Wednesday, June 16, 2010

Feelings

I thought that finishing high school would feel different, feel like I was moving on to a new stage in my life, but in truth I feel nothing at all. I don't really feel happy, excited, sad or nervous, I feel exactly like I did at the end of grade 11. Maybe I am the only one who feels this way...

Saturday, June 12, 2010

One more thing...

I have just one more thing left in my high school career, and it starts at 1pm Monday afternoon, a math exam. Am I ready? Nope. Will I be ready by Monday...maybe, but lets really hope for the glass half full side of maybe.

Sunday, June 6, 2010

So long my Tigers

The last boarder's chapel is always a sad affair, especially this year because it is my turn to stand up when my name is called, my turn to graduate. Yet, this year, Mrs. Jackson made it more a fun affair. We did a flash mob at the end to "I've gotta feeling" by the Black Eyed Peas. (It is the same one Opra did.) It was really fun, and we danced the sadness away.

Thursday, June 3, 2010

Purple foot

This title could have many connotations, but there is really only one denotation today. My foot is purple. Which, if you know me, isn't really a surprise. However, today my doctor drew on my foot with a purple skin marker to outline the "hypersensitive" area. Not only did he draw on my foot but he took a picture of it, and not just one picture, but three. Why? To e-mail them to a plastic surgeon of course! (Why would even ask such a silly question with such and obvious answer?)

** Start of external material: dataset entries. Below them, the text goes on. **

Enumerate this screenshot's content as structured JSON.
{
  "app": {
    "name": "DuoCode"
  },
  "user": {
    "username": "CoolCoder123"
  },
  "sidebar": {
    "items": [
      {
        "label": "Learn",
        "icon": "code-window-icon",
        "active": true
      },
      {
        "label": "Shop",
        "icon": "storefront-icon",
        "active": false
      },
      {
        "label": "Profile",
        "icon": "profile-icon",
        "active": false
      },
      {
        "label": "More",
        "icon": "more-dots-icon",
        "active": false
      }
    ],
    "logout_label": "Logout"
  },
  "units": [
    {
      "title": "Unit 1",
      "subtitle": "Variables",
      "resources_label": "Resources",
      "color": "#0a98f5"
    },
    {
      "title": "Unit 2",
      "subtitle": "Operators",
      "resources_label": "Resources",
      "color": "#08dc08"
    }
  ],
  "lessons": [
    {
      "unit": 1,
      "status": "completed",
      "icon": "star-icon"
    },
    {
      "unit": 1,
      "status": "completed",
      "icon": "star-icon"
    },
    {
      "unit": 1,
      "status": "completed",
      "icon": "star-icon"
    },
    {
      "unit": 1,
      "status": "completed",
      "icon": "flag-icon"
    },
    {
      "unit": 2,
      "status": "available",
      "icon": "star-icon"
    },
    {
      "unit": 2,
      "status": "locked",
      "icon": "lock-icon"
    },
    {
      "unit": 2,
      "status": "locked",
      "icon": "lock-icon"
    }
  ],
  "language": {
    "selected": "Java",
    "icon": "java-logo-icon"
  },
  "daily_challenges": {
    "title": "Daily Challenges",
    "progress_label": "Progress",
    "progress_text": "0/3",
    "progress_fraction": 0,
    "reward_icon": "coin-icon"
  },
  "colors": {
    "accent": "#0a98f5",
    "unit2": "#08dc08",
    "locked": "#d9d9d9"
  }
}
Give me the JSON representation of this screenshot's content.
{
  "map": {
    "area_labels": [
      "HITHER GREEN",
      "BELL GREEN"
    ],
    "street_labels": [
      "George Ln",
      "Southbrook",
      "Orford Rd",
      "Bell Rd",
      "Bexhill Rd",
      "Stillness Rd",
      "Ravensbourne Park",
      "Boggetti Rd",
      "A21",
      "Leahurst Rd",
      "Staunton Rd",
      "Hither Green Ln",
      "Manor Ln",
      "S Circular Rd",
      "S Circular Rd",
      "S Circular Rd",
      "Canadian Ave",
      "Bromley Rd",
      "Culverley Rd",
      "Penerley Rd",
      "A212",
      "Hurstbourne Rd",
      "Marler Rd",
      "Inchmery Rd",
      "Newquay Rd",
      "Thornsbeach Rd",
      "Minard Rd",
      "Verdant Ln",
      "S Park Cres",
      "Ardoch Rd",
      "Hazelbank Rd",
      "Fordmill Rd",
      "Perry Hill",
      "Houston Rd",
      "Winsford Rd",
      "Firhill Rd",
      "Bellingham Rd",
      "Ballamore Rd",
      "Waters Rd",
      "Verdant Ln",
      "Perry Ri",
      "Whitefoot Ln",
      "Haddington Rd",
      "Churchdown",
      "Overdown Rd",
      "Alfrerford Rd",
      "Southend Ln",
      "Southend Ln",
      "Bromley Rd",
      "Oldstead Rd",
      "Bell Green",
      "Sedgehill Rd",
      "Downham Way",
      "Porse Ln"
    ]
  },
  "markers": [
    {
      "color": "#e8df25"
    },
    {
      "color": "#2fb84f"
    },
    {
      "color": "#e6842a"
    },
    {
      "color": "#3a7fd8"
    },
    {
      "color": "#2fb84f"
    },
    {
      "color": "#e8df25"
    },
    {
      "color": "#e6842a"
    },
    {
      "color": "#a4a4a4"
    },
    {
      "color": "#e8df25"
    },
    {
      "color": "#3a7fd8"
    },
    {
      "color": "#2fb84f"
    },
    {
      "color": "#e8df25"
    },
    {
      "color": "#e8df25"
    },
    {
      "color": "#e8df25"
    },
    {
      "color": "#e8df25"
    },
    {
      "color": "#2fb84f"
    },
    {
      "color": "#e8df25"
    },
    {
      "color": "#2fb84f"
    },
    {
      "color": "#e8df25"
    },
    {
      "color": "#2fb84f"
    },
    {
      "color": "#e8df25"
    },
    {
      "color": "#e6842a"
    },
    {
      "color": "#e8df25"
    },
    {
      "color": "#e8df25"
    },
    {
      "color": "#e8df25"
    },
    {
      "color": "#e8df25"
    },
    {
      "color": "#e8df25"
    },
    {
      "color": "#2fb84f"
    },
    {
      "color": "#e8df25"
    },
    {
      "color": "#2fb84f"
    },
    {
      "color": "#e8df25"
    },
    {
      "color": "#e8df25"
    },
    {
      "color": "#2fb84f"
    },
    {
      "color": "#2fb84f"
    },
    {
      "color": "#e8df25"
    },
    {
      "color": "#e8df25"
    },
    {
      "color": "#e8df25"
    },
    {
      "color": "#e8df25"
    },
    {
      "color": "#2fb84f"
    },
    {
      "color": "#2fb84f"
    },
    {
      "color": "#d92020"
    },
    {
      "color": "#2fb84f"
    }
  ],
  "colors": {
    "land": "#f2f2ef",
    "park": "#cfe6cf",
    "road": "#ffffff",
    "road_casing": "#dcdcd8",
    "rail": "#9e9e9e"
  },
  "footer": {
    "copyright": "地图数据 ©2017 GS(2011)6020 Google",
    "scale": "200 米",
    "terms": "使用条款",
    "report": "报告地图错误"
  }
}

All of these really fun treatments that I have been doing that involve a lot of large needles, (and no, not the acupuncture kind, those are puny compared to these suckers), didn't work. My only option now is surgery, Yipee!!!! 

Tuesday, June 1, 2010

Meetings, phone calls, conflicts

I decided to call a HOH meeting tonight, and I stupidly picked 10'oclock as the time. At 10'oclock all but grade 12s have to check in and go to their rooms, so the common room is free. However, I want to go to bed at 9. Not all that smart.

I also received an invitation yesterday to be part of the student panel at the Global Responsibilities Conference on Friday. I said yes, and then today I had a message on my phone for an over the phone job interview on Friday, at 2:30. Which of course, is during the conference. I really need a job, but I also made a commitment. What to do, what do.

So many conflicts have arisen. Off to my 10'oclock meeting. 

I love mathematics

Math is probably one of my favourite subjects, but I fell asleep today doing math in the library. I feel bad, Mrs. Abs would not be pleased, and she already said I am now failing math because I was wearing way too much orange for her liking yesterday during spirit day. What can I say, I have a lot of spirit, and sadly Mrs. Abs hates orange. I have yet to admit to her that orange is my favourite colour, my room at home is entirely orange, and to top it off, my favorite pair of cycling shorts also happens to be orange. I am planning on telling her this fact after she marks my final exam, and I also need to find an orange deck of cards that contains thirteen 2's. (The second part is going be a challenge, perhaps even more challenging than finding a strapless bra that will moderately fit me...)

Also, this blog spell check doesn't think that favourite and colour are words....they are.